Wil Limoges explains how the Image Capture app on your Mac can be used to help you view images on your IOS devices as if they were a connected digital camera.
Sometimes managing images on your iOS device can be a bit arduous, especially when you have hundreds if not thousands of images on your device. Fortunately Apple has supplied an awesome tool that you can use to manage the images taken with your iPhone or iPad, which doesn’t require you to use iPhoto and without having to sync.
Image Capture, which is located within the Applications folder, treats your iOS device just like a connected digital camera. Unlike iPhoto, Image Capture doesn’t require you to import your images to manage them. First connect your iOS device to your Mac and open the Image Capture App. As you can see by the image below, Image Capture displays your device in the left column and, when selected, displays a list of images taken with that device on the right.
There are several options available through Image Capture for managing your images. At the bottom of the pane, starting from the left, you can change your view from a list to icons making it easier to view your images. Using the icons that are circle arrows you can select images and rotate them clockwise or counter clockwise. The “no” icon or prohibition sign is how you delete images from your device. Select any of the images that you would like to purge from your devices using “command” and clicking on images individually, then clicking the “no” button will remove the selected images from your camera roll.
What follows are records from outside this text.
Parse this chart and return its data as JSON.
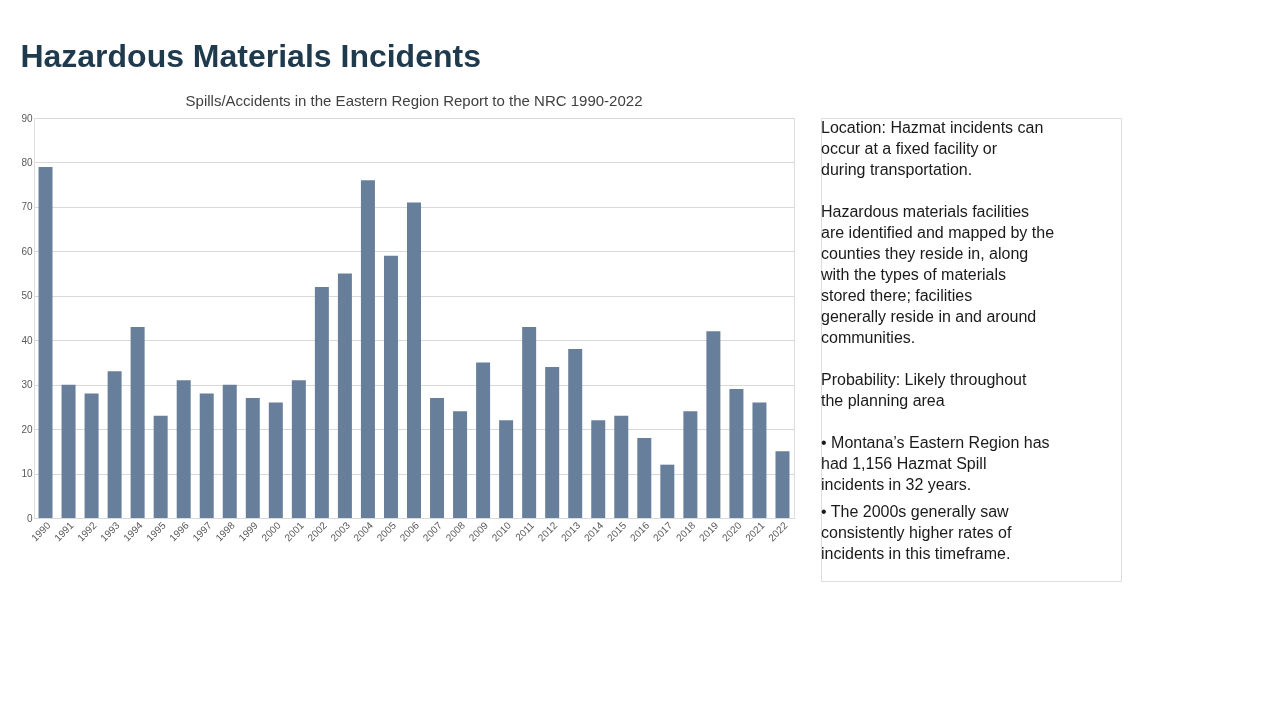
{
  "chart_data": {
    "type": "bar",
    "title": "Hazardous Materials Incidents",
    "subtitle": "Spills/Accidents in the Eastern Region Report to the NRC 1990-2022",
    "categories": [
      "1990",
      "1991",
      "1992",
      "1993",
      "1994",
      "1995",
      "1996",
      "1997",
      "1998",
      "1999",
      "2000",
      "2001",
      "2002",
      "2003",
      "2004",
      "2005",
      "2006",
      "2007",
      "2008",
      "2009",
      "2010",
      "2011",
      "2012",
      "2013",
      "2014",
      "2015",
      "2016",
      "2017",
      "2018",
      "2019",
      "2020",
      "2021",
      "2022"
    ],
    "values": [
      79,
      30,
      28,
      33,
      43,
      23,
      31,
      28,
      30,
      27,
      26,
      31,
      52,
      55,
      76,
      59,
      71,
      27,
      24,
      35,
      22,
      43,
      34,
      38,
      22,
      23,
      18,
      12,
      24,
      42,
      29,
      26,
      15
    ],
    "color": "#687f9b",
    "ylim": [
      0,
      90
    ],
    "yticks": [
      0,
      10,
      20,
      30,
      40,
      50,
      60,
      70,
      80,
      90
    ],
    "grid": "y",
    "annotations": [
      "Location: Hazmat incidents can occur at a fixed facility or during transportation.",
      "Hazardous materials facilities are identified and mapped by the counties they reside in, along with the types of materials stored there; facilities generally reside in and around communities.",
      "Probability: Likely throughout the planning area",
      "• Montana’s Eastern Region has had 1,156 Hazmat Spill incidents in 32 years.",
      "• The 2000s generally saw consistently higher rates of incidents in this timeframe."
    ]
  }
}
Import To allows you to select a specified location to which to download your pictures. By default, you can place your images into the Pictures folder of your drive; however, clicking on the drop-down menu, you can specify other options such as iPhoto, Aperture, or a specific location such as an external hard drive.
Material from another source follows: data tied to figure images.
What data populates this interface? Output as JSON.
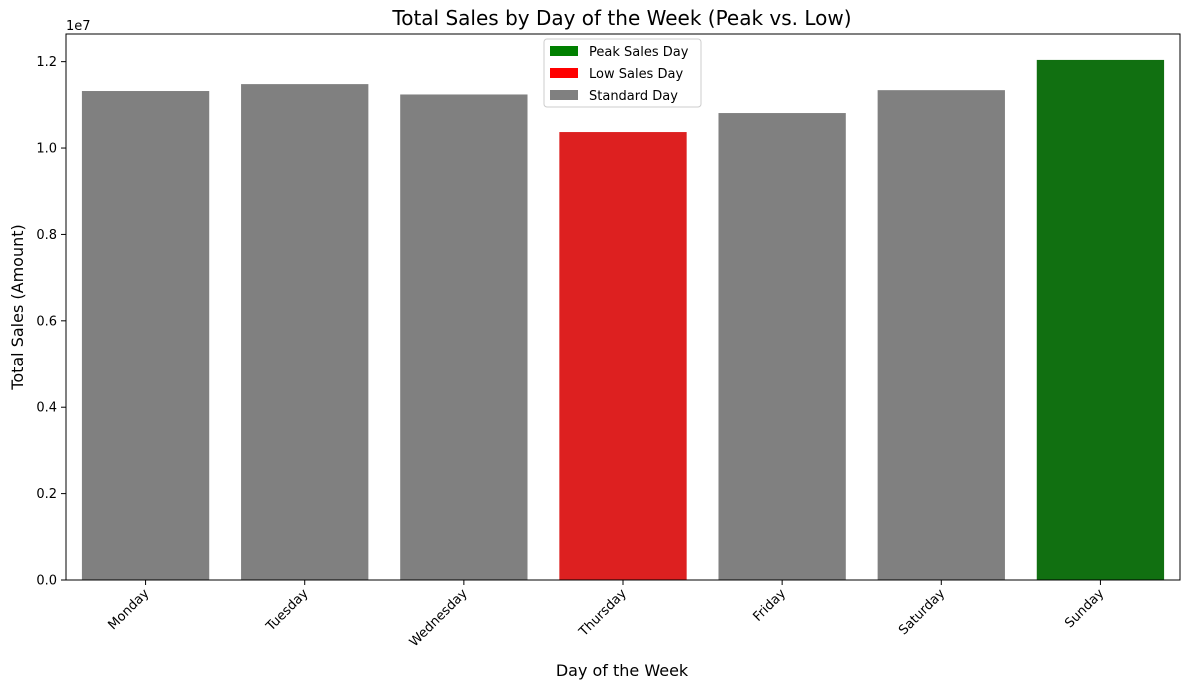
{
  "chart_data": {
    "type": "bar",
    "title": "Total Sales by Day of the Week (Peak vs. Low)",
    "xlabel": "Day of the Week",
    "ylabel": "Total Sales (Amount)",
    "offset_label": "1e7",
    "categories": [
      "Monday",
      "Tuesday",
      "Wednesday",
      "Thursday",
      "Friday",
      "Saturday",
      "Sunday"
    ],
    "values": [
      11320000,
      11480000,
      11240000,
      10370000,
      10810000,
      11340000,
      12040000
    ],
    "bar_kinds": [
      "standard",
      "standard",
      "standard",
      "low",
      "standard",
      "standard",
      "peak"
    ],
    "colors": {
      "peak": "#117011",
      "low": "#dd2020",
      "standard": "#808080",
      "legend_peak": "#008000",
      "legend_low": "#ff0000",
      "legend_standard": "#808080"
    },
    "ylim": [
      0,
      12640000
    ],
    "yticks": [
      0,
      2000000,
      4000000,
      6000000,
      8000000,
      10000000,
      12000000
    ],
    "ytick_labels": [
      "0.0",
      "0.2",
      "0.4",
      "0.6",
      "0.8",
      "1.0",
      "1.2"
    ],
    "grid": false,
    "legend_position": "top-center",
    "legend": [
      {
        "kind": "legend_peak",
        "label": "Peak Sales Day"
      },
      {
        "kind": "legend_low",
        "label": "Low Sales Day"
      },
      {
        "kind": "legend_standard",
        "label": "Standard Day"
      }
    ]
  }
}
Image Capture also provides a great deal of information regarding your images that includes the filenames, the date taken, file size, aperture, depth, color space, width and height, DPI, EXIF, focal length, shutter speed, ISO, location data, and whether or not the flash was used. Though it’s likely a lot of this information isn’t necessary for use with an iOS device, it’s great to know it’s there and handy for using a high-end digital camera.